Нерсесу она запретила идти в артисты, а он здорово играл в домашнем театре. Потом он женился на тёте Гале, а моя бабушка второй раз вышла замуж и ушла жить к мужу, чтоб не мешать дяде Арташу жениться. Она его очень любила. Она вообще всех любила.
Прабабушка Такуи не давала моей бабушке свою швейную машину. У нее был «Зингер».
Тогда бабушка отнесла свое личное золото в Торгсин и на вырученные деньги купила собственную швейную машину. В те времена на работу принимали со своими швейными машинами. Она стала швеей. А потом она стала начальником швейного цеха.
А во время войны она записалась добровольцем рыть окопы. Она считала, что она должна показывать пример. Они рыли окопы на подступах к Баку. В горах. Осенью начались дожди, и от сырости у нее распухли ноги.
А ещё ей в ухо залез какой-то жучок.
«У меня в ухе жучок, – говорила врачу моя бабушка, – у меня такой шум там, и жутко болит голова».
А ей не верили, думали, что она уклоняется от работы.
Когда врач надел на лоб зеркало и направил свет в ухо, оттуда действительно вылез жучок.
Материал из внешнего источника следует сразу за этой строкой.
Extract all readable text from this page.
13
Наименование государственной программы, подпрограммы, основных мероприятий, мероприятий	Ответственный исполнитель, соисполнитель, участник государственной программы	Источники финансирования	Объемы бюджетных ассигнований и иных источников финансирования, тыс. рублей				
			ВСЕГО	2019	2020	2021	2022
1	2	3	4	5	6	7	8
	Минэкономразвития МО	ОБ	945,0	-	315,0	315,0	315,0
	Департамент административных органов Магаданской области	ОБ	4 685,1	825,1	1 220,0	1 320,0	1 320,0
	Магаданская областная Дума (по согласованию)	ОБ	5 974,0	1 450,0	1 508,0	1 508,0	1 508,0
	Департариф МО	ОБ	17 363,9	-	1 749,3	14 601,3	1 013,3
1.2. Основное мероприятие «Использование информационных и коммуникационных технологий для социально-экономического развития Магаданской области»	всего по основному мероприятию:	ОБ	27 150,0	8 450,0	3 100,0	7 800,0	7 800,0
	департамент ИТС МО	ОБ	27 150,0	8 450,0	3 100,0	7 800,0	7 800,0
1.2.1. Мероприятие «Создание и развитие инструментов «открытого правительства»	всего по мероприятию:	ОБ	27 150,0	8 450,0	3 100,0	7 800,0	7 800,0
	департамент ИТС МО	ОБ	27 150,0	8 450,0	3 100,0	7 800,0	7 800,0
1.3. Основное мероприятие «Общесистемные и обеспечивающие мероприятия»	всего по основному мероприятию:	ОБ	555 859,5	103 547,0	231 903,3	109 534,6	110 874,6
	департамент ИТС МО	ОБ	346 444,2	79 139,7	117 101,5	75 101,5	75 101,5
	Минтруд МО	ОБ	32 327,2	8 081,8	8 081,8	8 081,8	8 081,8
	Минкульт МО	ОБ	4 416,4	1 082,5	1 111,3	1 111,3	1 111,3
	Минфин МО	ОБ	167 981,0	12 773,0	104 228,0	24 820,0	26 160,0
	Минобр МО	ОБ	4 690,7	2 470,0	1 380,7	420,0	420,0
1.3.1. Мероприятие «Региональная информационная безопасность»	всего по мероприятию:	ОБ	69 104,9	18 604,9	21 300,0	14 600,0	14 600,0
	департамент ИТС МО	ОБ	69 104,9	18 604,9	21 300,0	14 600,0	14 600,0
Все поразились, и бабушка вернулась домой.
Через много лет она получила медаль «За оборону Кавказа».
А тётя Галя пришла в дом с одним пианино. Моя бабушка говорила: «У неё было одно пианино!». Пианино фирмы «Беккер», с подсвечниками. На нем училась моя мама.
Моя мама терпеть не могла тётю Галю за то, что она вытеснила из дома бабушку.
О дедушке известно только то, что от этого весьма недолгого союза родилась моя дорогая родительница и ещё то, что когда маме было два года, бабушка его выгнала за то, что он «шлялся», то есть обожал женщин.
Он кричал с галереи: «А-фи-на!» – Афина жила внизу – кроме евреев, там жила ещё и Афина, которая и «шлялась» вместе с моим дедушкой.
Имелся в наличии ещё и дядя Гриша из Москвы. Он обожал мою мамочку. Он обожал её баловать. Всегда давал ей денег, когда приезжал, и привозил подарки. Мою маму подарками никогда не баловали, и она очень ждала этих приездов дяди Гриши. И её подруги очень ждали, потому что деньги они проедали вместе. «Когда же приедет твой дядя?» – говорили они.
Дядя Гриша носил фамилию Гянджинцев, был родней со стороны бабушки и работал «по художественной части». Во время войны он летел в Баку на самолете. Самолет упал, дядя Гриша выжил, но жил только шесть месяцев. Семьи у него не было, только брат Шаэн, и он всегда говорил: «Вот Томуся закончит десять классов, и я заберу её в Москву, будет там в университет поступать».
Он всегда привозил своей любимой Томусе очень дорогие подарки: детскую тахту, на которой не только куклы, но и она могла спать, зонтик.